The Week Ahead
Visiting other schools, and meeting their pupils and staff, has been one of the great pleasures of my job in the past few years. Dedicated teachers and engaged, enthusiastic pupils always remind me how inspiring it is to be able to spend time getting under the skin of a school and seeing how it operates. In part, of course, I use such visits as a way of learning more about schooling across the world, shamelessly adopting great ideas whenever I see an opportunity - our school here in Wellington has certainly benefitted from some of the great work being done in schools across China and the rest of the world.
It is not all a case of inter-school spying, however. These are occasions to share good practice and to celebrate the success of schools which share our commitment to great teaching and a genuinely holistic education. Whilst the coronavirus restrictions remain in place, it has not been possible to see many new schools, but the memory of one that I was privileged enough to visit a couple of weeks ago has stayed with me.
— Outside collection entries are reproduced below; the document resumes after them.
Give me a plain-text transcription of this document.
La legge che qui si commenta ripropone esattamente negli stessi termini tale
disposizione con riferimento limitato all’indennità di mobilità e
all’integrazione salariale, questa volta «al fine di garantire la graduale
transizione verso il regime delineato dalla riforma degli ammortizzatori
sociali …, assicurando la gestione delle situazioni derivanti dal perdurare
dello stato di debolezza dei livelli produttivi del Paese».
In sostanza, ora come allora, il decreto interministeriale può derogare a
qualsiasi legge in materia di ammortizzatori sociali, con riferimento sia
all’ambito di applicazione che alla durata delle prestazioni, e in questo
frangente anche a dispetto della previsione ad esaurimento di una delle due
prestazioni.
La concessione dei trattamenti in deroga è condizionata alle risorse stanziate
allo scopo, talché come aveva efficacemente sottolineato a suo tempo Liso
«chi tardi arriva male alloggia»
The Tianjin Hongqiao Peizhi primary school is only a few kilometres away from College, but it is a very different sort of school to our own. This is a school which serves families with children aged from 2-18 years who have serious learning difficulties, often allied to physical disabilities. It is a humbling, inspirational place, even when its students are not able to attend. On our recent visit, principally arranged so that we could make a donation of 10 tablets from money raised by the staff from Wellington, we were lucky enough to meet some of the staff and parents of this remarkable school. Touring the art rooms and seeing the work that the children at Peizhi had created was particular a reminder of the way dedicated teaching can change lives.
The privilege of a school like Wellington – be it in attending as a pupil or working here as a member of staff – can sometimes mean that we forget how the lives of others are not as ours. The stories of the families and staff from Peizhi provided a timely message for me. Any one of the Wellington family of schools places service to others at the heart of its being. From its very foundation in 1859, for example, Wellington College in England has offered free places to the orphaned children of those in the armed forces and latterly, in the emergency services. As a school, it continues to offer community service projects in and around the school estate.
I spoke to all parents this week on the vision for the coming year. Of course, much was focused on the education we provide, and the changes to teaching and learning, but a strong thread of our focus for the coming year and beyond lies in building up our service commitment. We already run a vibrant International Duke of Edinburgh award scheme and charitable projects like last year’s Pink Day and the visually arresting ‘Movember’ phenomenon raise thousands of renminbi for local charities. But I sense we can do more to place service at the core of our school, from everyday relationships across our own community, with respect as the cornerstone of any interaction, to more structured ASA programmes which allow our pupils to work with children from schools like Peizhi each week. Parents too are encouraged to join our drive to foster the service mentality of our school, either through the great work of the FOW or with individual projects close to your heart.
Peizhi primary school, so unremarkable from the outside, does quite extraordinary work with its young people. For all that we celebrate the academic, sporting and artistic triumphs of our own pupils, it is worth reflecting on the broader education we provide here at school. Wellingtonians should leave confident of their place in the world, as our marvellous graduates from year 13 showed at their leaving ceremony this week, but they also need to have humility and compassion for those less privileged in our society.
In the last couple of weeks, pupils in year 1 have been learning how to reduce, reuse and recycle. In the IPC lessons, children learned what is happening to our world now, with topics such as air pollution, global warming and plastic pollution. They also discussed what recycling is, which materials can be recycled, why it is good to recycle and how we recycle. Year 1 pupils enjoyed these lessons and would love to be engaged in environmental protection actions. We also started a project of reusing different materials from home to make new items. It was great to see so many children reducing, reusing and recycling at home! Children have also been sharing photos and videos about how to care for the environment. They are excited to share their ideas with their friends about how they reused recyclable materials. Well done year 1!